Serbia's economy will record a moderate decline of 1.8 percent this year, thanks to the relatively short duration of the strictest closure measures due to the coronavirus epidemic and significant support for mitigating the consequences of the crisis, the European Commission (EC) estimates on Thursday.
According to the Autumn Economic Forecasts for European Union member and candidate states, Serbia’s returns to the pre-coronavirus crisis and economic growth are expected in 2021, at 4.8 percent, and it will be based on investment and personal consumption.
For 2022, Serbia is projected to grow by 3.8 percent.
The EC report on Serbia says the economic downturn and significant fiscal measures to mitigate the effects of the crisis will result in a significant but temporary increase in the general government deficit in 2020.
The external debt ratio is also forecast to grow by about ten percentage points and then to decline slightly.
The Commission also says the country’s GDP has fallen 6.4 percent in the second quarter due to measures during the coronavirus pandemic., after strong growth of 5.1 percent in the first quarter of 2020.
The decline was due to a massive fall in personal consumption and investment, which was partially offset by higher government spending and a positive contribution from net exports.
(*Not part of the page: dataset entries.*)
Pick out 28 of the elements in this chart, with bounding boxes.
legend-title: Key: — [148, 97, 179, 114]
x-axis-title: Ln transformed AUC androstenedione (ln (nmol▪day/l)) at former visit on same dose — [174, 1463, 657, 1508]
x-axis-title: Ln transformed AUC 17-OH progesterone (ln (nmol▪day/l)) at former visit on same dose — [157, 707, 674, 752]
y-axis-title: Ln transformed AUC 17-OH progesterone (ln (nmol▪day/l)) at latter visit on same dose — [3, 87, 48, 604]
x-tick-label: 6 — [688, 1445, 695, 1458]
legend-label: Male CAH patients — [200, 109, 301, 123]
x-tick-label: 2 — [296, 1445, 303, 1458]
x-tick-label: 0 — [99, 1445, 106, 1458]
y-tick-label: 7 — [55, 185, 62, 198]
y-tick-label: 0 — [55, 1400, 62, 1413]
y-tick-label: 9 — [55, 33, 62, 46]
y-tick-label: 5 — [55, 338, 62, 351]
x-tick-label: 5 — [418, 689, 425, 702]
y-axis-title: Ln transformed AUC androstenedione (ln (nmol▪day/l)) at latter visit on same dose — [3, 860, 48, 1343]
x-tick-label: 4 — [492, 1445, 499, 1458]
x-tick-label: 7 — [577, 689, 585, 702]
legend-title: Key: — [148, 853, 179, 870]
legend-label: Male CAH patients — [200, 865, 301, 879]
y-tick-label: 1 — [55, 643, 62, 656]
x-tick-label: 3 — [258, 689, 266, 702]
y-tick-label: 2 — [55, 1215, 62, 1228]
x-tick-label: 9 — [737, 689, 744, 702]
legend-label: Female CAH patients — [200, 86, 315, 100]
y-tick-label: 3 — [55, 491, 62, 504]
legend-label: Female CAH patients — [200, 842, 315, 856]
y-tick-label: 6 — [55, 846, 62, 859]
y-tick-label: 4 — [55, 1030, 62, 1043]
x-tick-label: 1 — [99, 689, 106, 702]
Short-term indicators reported that economic activity was recovering during the summer.
It is also expected that the share of tourist services, although relatively small, as well as the good agricultural season would limit the decline of Serbia’s economy in 2020.
The EC adds there is a high level of uncertainty about the growth perspective in Serbia, with risks due to the pandemic and an uncertain pace of European recovery.
The crisis due to the coronavirus will worsen the general government deficit in Serbia, which will be around nine percent of GDP in 2020, while it was almost in balance a year earlier.
With the projected recovery, the abolition of measures to mitigate the consequences of the crisis and the increase in tax revenues, Serbia’s deficit of Serbia, according to the EC, will fall to about three percent of GDP in 2021 and 2.5 percent of GDP in 2022.
The EC forecasts that Serbia’s public debt will rise to 61.5 percent of GDP in 2020 due to a more massive deficit and a fall in GDP, and then will start falling by about one percentage point a year in line with the economic recovery and smaller deficits in 2021 and 2022. years.